Inhibition of hepatitis C virus by vitamin D.

Abstract

Until the development of direct-acting antivirals (DAAs), interferon (IFN)-based therapy had been the primary treatment strategy for patients with chronic hepatitis C, even though this therapy has a therapeutic limitations and considerable side effects. Therefore, many efforts have been made to improve the efficacy of treatment. Several clinical studies have clearly shown that supplementation with vitamin D of IFN-based therapy improves treatment efficacy. To clarify the molecular mechanisms of the effect of vitamin D on IFN-based therapy, several researchers have performed basic research with cell culture models of hepatitis C virus (HCV).

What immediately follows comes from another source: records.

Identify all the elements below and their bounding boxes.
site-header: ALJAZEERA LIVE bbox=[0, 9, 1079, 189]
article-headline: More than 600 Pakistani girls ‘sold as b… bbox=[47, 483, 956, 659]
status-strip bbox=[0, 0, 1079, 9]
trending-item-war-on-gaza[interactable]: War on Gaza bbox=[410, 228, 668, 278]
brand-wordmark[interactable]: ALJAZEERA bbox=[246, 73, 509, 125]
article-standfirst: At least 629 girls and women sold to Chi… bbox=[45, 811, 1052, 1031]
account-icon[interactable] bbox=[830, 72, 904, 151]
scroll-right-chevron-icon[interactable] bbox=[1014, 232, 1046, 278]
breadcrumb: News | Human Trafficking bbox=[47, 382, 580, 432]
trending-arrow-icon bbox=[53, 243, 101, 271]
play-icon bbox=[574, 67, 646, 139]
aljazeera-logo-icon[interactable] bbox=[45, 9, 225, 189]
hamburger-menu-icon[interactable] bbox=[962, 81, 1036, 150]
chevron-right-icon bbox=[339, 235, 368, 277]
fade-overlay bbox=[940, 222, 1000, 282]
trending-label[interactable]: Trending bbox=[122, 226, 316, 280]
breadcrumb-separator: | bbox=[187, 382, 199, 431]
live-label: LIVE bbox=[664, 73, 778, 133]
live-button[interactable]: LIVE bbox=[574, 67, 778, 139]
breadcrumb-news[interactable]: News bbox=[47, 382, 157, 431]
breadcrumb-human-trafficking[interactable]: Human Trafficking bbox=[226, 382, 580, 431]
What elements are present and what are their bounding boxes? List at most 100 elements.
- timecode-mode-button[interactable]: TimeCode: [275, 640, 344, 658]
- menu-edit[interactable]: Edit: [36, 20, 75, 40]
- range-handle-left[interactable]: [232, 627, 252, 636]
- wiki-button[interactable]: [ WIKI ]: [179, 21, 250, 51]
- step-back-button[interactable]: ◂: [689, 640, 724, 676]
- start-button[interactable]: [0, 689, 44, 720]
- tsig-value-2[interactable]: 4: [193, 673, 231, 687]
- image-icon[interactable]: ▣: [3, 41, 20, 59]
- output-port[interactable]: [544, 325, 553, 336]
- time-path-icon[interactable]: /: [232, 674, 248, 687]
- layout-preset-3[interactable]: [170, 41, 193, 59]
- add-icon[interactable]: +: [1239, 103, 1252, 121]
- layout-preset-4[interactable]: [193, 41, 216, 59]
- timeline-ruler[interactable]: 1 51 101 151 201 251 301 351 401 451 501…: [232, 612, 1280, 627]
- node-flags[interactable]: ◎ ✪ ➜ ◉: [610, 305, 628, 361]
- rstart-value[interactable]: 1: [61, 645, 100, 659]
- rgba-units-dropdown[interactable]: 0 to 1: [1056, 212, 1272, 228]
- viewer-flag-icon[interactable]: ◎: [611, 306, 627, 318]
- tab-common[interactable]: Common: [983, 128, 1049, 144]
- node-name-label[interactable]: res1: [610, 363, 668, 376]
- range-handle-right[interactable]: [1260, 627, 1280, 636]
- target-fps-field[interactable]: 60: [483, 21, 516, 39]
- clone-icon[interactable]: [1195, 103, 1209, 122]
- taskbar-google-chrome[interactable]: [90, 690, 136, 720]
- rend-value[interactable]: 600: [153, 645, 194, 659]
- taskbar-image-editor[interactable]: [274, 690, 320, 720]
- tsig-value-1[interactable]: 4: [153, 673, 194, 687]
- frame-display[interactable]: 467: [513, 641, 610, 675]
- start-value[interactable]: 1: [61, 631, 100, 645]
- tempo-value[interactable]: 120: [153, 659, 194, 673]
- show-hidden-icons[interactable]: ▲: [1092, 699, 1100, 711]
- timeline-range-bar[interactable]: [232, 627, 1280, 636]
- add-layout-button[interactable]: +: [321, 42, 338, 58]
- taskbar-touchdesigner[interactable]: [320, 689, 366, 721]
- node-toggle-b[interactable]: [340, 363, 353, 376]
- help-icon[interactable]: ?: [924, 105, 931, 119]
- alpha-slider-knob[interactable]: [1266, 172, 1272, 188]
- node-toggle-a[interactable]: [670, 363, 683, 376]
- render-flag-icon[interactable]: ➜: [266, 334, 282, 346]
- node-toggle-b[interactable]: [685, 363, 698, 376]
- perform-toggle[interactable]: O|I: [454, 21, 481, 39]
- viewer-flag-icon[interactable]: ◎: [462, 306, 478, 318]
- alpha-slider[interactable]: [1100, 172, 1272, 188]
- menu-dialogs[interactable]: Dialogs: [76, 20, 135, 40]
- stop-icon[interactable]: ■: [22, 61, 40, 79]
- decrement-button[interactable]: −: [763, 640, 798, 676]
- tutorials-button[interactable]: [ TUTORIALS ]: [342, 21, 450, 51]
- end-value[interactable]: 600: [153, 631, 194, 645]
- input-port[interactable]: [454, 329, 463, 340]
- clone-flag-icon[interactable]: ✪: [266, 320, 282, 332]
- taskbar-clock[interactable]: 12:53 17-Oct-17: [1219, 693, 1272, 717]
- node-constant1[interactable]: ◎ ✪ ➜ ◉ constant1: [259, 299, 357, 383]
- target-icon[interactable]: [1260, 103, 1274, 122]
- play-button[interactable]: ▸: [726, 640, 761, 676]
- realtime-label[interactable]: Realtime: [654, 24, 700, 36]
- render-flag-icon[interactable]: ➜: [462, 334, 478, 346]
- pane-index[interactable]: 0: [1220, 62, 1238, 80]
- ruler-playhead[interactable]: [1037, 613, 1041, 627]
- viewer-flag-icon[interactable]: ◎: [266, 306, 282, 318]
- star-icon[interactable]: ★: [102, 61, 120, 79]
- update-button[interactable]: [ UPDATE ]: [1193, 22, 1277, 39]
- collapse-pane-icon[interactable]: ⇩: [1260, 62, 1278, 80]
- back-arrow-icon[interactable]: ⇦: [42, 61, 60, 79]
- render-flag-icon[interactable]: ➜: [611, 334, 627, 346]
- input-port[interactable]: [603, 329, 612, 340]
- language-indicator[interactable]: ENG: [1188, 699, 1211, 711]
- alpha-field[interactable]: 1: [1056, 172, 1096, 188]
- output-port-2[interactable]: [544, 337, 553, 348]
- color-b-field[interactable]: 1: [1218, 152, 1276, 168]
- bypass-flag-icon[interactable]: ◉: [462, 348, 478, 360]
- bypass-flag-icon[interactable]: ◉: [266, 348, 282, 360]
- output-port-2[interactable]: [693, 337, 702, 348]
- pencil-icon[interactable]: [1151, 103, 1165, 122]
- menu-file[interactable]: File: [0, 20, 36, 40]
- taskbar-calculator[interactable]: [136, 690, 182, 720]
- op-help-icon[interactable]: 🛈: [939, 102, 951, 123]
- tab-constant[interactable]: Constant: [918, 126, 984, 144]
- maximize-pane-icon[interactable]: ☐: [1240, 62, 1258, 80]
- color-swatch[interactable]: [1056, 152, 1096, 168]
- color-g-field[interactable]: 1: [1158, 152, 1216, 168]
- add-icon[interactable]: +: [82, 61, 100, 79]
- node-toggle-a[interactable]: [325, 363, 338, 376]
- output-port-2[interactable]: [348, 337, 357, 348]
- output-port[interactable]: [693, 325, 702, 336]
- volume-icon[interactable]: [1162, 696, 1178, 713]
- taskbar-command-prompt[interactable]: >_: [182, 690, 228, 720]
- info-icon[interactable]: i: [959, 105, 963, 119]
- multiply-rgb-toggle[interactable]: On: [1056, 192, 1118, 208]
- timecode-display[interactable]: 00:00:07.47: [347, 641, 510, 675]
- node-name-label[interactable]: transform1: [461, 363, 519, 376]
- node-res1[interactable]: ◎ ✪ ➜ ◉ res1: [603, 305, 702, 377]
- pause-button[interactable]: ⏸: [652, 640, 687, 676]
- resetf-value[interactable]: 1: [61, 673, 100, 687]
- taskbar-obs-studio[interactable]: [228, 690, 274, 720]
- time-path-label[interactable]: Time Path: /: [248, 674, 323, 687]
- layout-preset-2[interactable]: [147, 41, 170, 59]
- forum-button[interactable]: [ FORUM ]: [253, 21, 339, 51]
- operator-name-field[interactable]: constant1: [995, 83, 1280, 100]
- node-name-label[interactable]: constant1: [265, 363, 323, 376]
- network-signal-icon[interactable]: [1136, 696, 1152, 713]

Consequently, two vitamin D3 metabolites, 25-hydroxyvitamin D3 (25-(OH)D3) and 1α,25-dihydroxyvitamin D3 (1α,25-(OH)2D3), have been suggested to have anti-HCV effects. 25-(OH)D3 inhibits HCV production by suppressing infectious virus assembly through reducing apolipoprotein expression, while 1α,25-(OH)2D3 inhibits HCV production by modulating IFN signaling and/or inducing various host factors associated with the inhibition of viral genome replication. In addition, an antimicrobial peptide, LL-37, which is known to be partly regulated by vitamin D, was also reported to exhibit an anti-HCV effect by disrupting infectious viral particles directly. In conclusion, vitamin D3 supplementation improves the response rate of IFN-based therapy via the direct and/or indirect anti-HCV effects of vitamin D3 metabolites.